The Commission reversed an award of benefits against the second injury fund due to lack of expert opinion to address claimant's prior loss of vision from amblyopia.  A dissenting  commissioner concluded claimant could testify about his pre-existing incapacity to see without the need for expert opinion on diagnosis.  Gentry v Kraft Food Inc., DOLIR 8-11-11.

Tuesday, July 19, 2011

287.220(5) interest: SIF liability

Claimant entitled to pre-judgment interest against second injury fund

A claimant may recover pre-judgment interest against the second injury fund under "liberal" construction for unpaid bills of an uninsured employer, according the western court of appeals, reversing the Commission which found interest owed only after an award.  Eason v Treasurer of Mo., 2012 Mo. App. Lexis 711 (May 22, 2012).
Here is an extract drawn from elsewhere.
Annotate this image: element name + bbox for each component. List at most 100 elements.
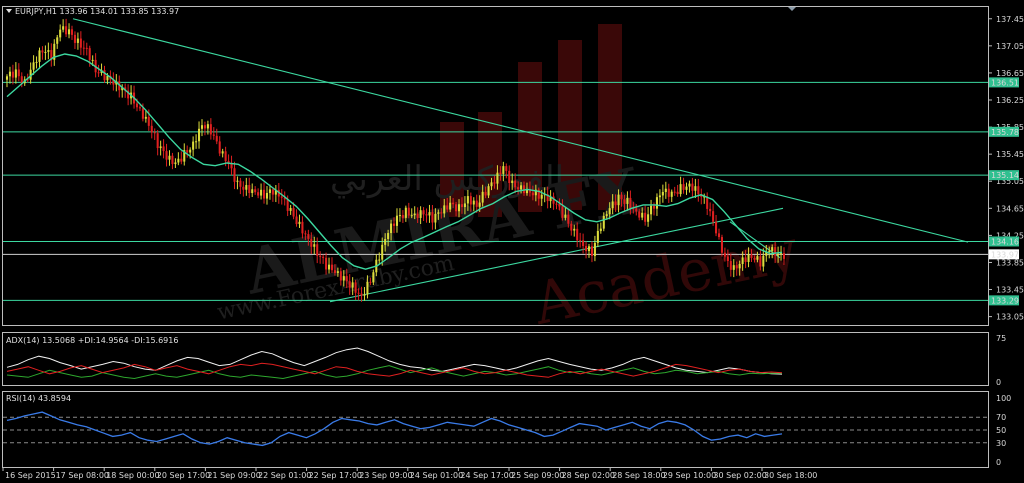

Judge Welsch  noted that 287.220 did not expressly prohibit interest.  The court applied the general interest statute and cases addressing interest against employers.  Claimant must satisfy the three prong test of  McCormack v. Stewart Enterprises, 956 S.W.2d 310 (Mo. App. 1997),  which allowed interest in some cases against employers pursuant to 287.160. The expenses must have been due at the time of the demand, the amount of the expenses must have been readily ascertainable, and payment must have been demanded.In order to prove that expenses were "due" at the time of the demand, Eason must prove that he "paid the expenses, his providers were demanding interest of him, or he suffered a loss by the delay in payment.  The Fund had stipulated or did not dispute claimant had a "loss", which was the first prong.  The court  noted that at oral argument, the parties were unable to explain the loss required to satisfy this element.

The court declined to address whether strict construction mandated by statutory reform would produce a different result. The Court found  interest began to accrue potentially once the claimant added the Fund as a party while the case remained pending.

Claimant fell about 15 feet off of a car carrier and required ORIF for a tibia fracture, resulting in $46,802 in medical bills.  The employer went into bankruptcy.  The employer's Oklahoma  insurance policy did not cover the accident which occurred in Missouri.  The administrative law judge found the second injury fund liable for unpaid bills pursuant to 287.220(5) because the employer was uninsured.  The administrative law judge awarded the medical bills with open medical but denied interest, a decision affirmed unanimously by the Commission.

The claimant asserted that   408.020 required the Fund to pay interest.  The commission denied interest for two reasons:  the Fund was not a "debtor" until after an award, when the administrative law judge found that a debt was owed.  Second, the Fund's obligation to pay medical bills was not mandatory, unlike employers.  The employer "shall" pay the bills under the mandate of 287.140.1.  The second injury fund, however, is not obligated by similar mandatory  language and  287.220.5 indicates that funds "may" be withdrawn.  The commission noted it was well-established that the Fund could owe for interest under certain circumstances.